Öte yandan eşitlik ilkesini düzenleyen 5. maddede, her durumda mutlak bir eşit davranma borcu düzenlenmiş değildir. Belli bazı durumlarda işverenin eşit davranma borcunun varlığından söz edilmiş, ancak sözü geçen maddede “esaslı nedenler olmadıkça” ve “biyolojik veya işin niteliğine ilişkin sebepler zorunlu kılmadıkça” denilmek suretiyle bu yükümlülüğün bulunmadığı kabul edilmiştir.

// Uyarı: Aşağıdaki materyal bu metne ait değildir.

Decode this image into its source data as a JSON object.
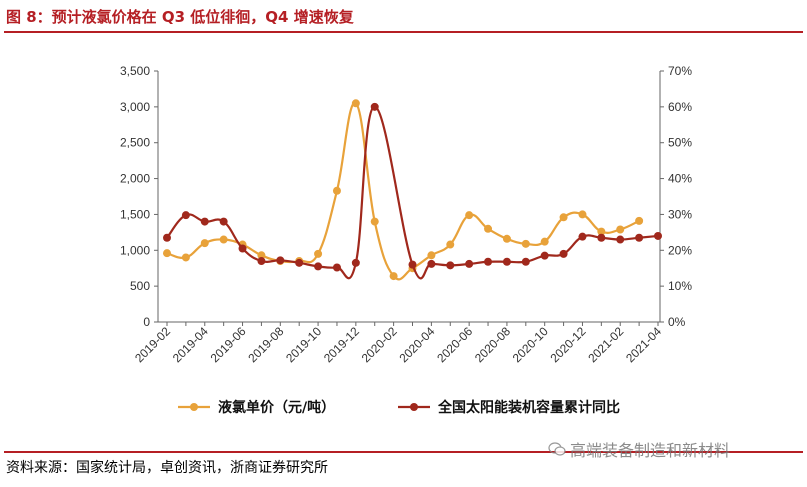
{
  "figure_title": "图 8：预计液氯价格在 Q3 低位徘徊，Q4 增速恢复",
  "source": "资料来源：国家统计局，卓创资讯，浙商证券研究所",
  "watermark": "高端装备制造和新材料",
  "chart_data": {
    "type": "line",
    "title": "",
    "xlabel": "",
    "ylabel": "",
    "x": [
      "2019-02",
      "2019-03",
      "2019-04",
      "2019-05",
      "2019-06",
      "2019-07",
      "2019-08",
      "2019-09",
      "2019-10",
      "2019-11",
      "2019-12",
      "2020-01",
      "2020-02",
      "2020-03",
      "2020-04",
      "2020-05",
      "2020-06",
      "2020-07",
      "2020-08",
      "2020-09",
      "2020-10",
      "2020-11",
      "2020-12",
      "2021-01",
      "2021-02",
      "2021-03",
      "2021-04"
    ],
    "xtick_labels": [
      "2019-02",
      "2019-04",
      "2019-06",
      "2019-08",
      "2019-10",
      "2019-12",
      "2020-02",
      "2020-04",
      "2020-06",
      "2020-08",
      "2020-10",
      "2020-12",
      "2021-02",
      "2021-04"
    ],
    "y_left": {
      "min": 0,
      "max": 3500,
      "ticks": [
        0,
        500,
        1000,
        1500,
        2000,
        2500,
        3000,
        3500
      ],
      "tick_labels": [
        "0",
        "500",
        "1,000",
        "1,500",
        "2,000",
        "2,500",
        "3,000",
        "3,500"
      ]
    },
    "y_right": {
      "min": 0,
      "max": 70,
      "ticks": [
        0,
        10,
        20,
        30,
        40,
        50,
        60,
        70
      ],
      "tick_labels": [
        "0%",
        "10%",
        "20%",
        "30%",
        "40%",
        "50%",
        "60%",
        "70%"
      ]
    },
    "series": [
      {
        "name": "液氯单价（元/吨）",
        "axis": "left",
        "color": "#e8a23a",
        "values": [
          960,
          900,
          1100,
          1150,
          1080,
          930,
          850,
          850,
          950,
          1830,
          3050,
          1400,
          640,
          750,
          930,
          1080,
          1490,
          1300,
          1160,
          1090,
          1120,
          1460,
          1500,
          1260,
          1290,
          1410,
          null
        ]
      },
      {
        "name": "全国太阳能装机容量累计同比",
        "axis": "right",
        "color": "#a0281c",
        "values": [
          23.5,
          29.8,
          28.0,
          28.0,
          20.5,
          17.0,
          17.2,
          16.5,
          15.5,
          15.2,
          16.5,
          60.0,
          null,
          16.0,
          16.2,
          15.8,
          16.2,
          16.8,
          16.8,
          16.8,
          18.5,
          19.0,
          23.8,
          23.5,
          23.0,
          23.5,
          24.0
        ]
      }
    ],
    "legend_position": "bottom"
  }
}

Somut uyuşmazlıkta davalı işyerinde davacı gibi sonradan işe giren bazı işçilerin belirtilen ücret zamlarından yararlandırılmasına ilişkin olarak bu işçilerle hizmet sözleşmelerinin imzalandığı ve ücret zammımın uygulandığı işverenin kabulündedir. Keza davacının da işe girdiği 20.11.2000 tarihinde yazılı bir hizmet sözleşmesinin imzalandığı belirtilmiş ise de dosya kapsamında bu husus tam olarak açıklığa kavuşturulmamıştır. Sözleşme olmamış olsa bile işveren davacının işe girdiği tarihte tüm işçilere zam uygulamış ise eşit işlem borcu nedeni ile davacıya da zam uygulamak zorundadır. Hal böyle olunca mahkemece davacı ile işe giriş tarihinde yazılı bir sözleşme yapılıp yapılmadığı, yapılmış ise sözleşmeye göre zamların uygulanıp uygulanmadığı araştırılmalı, sözleşme yapılmamış ise eşit işlem borcu kapsamında işyerinde işe girdikten sonra, sonradan yapılan ücret zamlarının tüm işçiler açısından işyeri uygulaması haline gelip gelmediği araştırılması ve bu hususların tespitinden sonra sonucuna göre bir karar verilmelidir.
Buna göre, mahkemece, eksik inceleme ve araştırma sonucu yazılı şekilde karar verilmesi doğru değildir.
Direnme kararı belirtilen bu değişik gerekçeyle bozulmalıdır.
S O N U Ç : Davacı vekilinin temyiz itirazlarının kabulü ile direnme kararının yukarıda gösterilen değişik nedenlerden dolayı BOZULMASINA, istek halinde peşin temyiz harcının yatırana geri verilmesine, 15.03.2017 gününde oybirliği ile karar verildi.